L'industrie forestière québécoise compte pas moins de 60 000 emplois et l'accès au marché américain pour le bois du Québec est considéré comme primordial.

Bois d'oeuvre: les hostilités sont lancées

Les hostilités sont lancées. Avec le dépôt d'une requête judiciaire pour concurrence déloyale et dumping contre l'industrie canadienne, vendredi, l'industrie américaine du bois d'oeuvre tire la première salve de ce qui se présente comme une nouvelle guerre commerciale.
Le recours judiciaire vise à «rétablir les conditions d'un commerce équitable du bois d'oeuvre résineux entre les États-Unis et le Canada», selon un communiqué publié vendredi par une coalition de producteurs américains.
La requête allègue que les gouvernements provinciaux du Canada fournissent aux producteurs des arbres sur pied inférieurs à la valeur marchande en plus de leur offrir «de nombreuses autres subventions», selon le communiqué.
Le lobby américain soutient également que l'industrie canadienne du bois d'oeuvre s'adonne à du dumping en vendant ses produits forestiers à des prix «inférieurs à sa juste valeur aux États-Unis».
En déposant ce recours, la coalition réclame des autorités américaines qu'elles imposent des tarifs douaniers punitifs sur les produits en provenance du Canada «pour compenser les torts causés aux scieries des États-Unis, des travailleurs et des communautés».
Pas une surprise
Les représentants de l'industrie canadienne ne sont pas tombés en bas de leur chaise, vendredi. Ils étaient certains que des démarches judiciaires seraient entamées après l'expiration du moratoire sur le bois d'oeuvre résineux, le 12 octobre dernier.
«On s'attendait à ça d'une journée à l'autre, d'une semaine à l'autre, donc il n'y a pas vraiment de surprise», a affirmé en entrevue le président-directeur général du Conseil de l'industrie forestière du Québec (CIFQ), André Tremblay.

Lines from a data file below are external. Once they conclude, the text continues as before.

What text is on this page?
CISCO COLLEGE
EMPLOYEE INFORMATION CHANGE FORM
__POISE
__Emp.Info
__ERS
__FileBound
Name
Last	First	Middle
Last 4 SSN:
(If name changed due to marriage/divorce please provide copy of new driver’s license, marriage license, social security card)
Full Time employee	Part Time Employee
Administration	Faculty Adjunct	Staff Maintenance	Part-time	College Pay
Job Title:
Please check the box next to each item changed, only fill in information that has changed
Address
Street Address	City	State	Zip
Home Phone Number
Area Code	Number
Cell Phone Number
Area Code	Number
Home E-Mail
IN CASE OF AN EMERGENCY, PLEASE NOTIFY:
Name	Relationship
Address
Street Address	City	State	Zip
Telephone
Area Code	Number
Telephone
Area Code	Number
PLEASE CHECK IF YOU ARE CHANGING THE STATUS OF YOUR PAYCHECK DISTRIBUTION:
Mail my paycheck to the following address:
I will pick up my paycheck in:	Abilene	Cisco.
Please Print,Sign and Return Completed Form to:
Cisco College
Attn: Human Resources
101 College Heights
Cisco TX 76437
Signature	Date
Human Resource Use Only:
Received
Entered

Il estime que la ministre du Commerce international, Chrystia Freeland, a fait un «excellent travail» pour tenter d'arracher un accord. Mais l'industrie américaine n'était ouverte à «aucun compromis», a-t-il soutenu.
Le gouvernement doit maintenant «mettre en place des outils financiers qui vont permettre à l'industrie de passer à travers une bataille judiciaire qui pourrait durer deux, trois, quatre ans», a plaidé M. Tremblay.
«Pour le Québec, on évalue que les coûts annuels d'une bataille judiciaire se situeraient entre 225 et 250 millions $», a-t-il suggéré.
Le bureau de la ministre Freeland, qui s'attendait aussi au dépôt d'une requête judiciaire au sud de la frontière, a déclaré jeudi que le Canada «défendra avec vigueur les intérêts des travailleurs et des producteurs canadiens».
Son cabinet a rappelé que les travailleurs et producteurs de bois «n'ont jamais été en faute» et que «les organismes internationaux se sont toujours rangés du côté de notre industrie».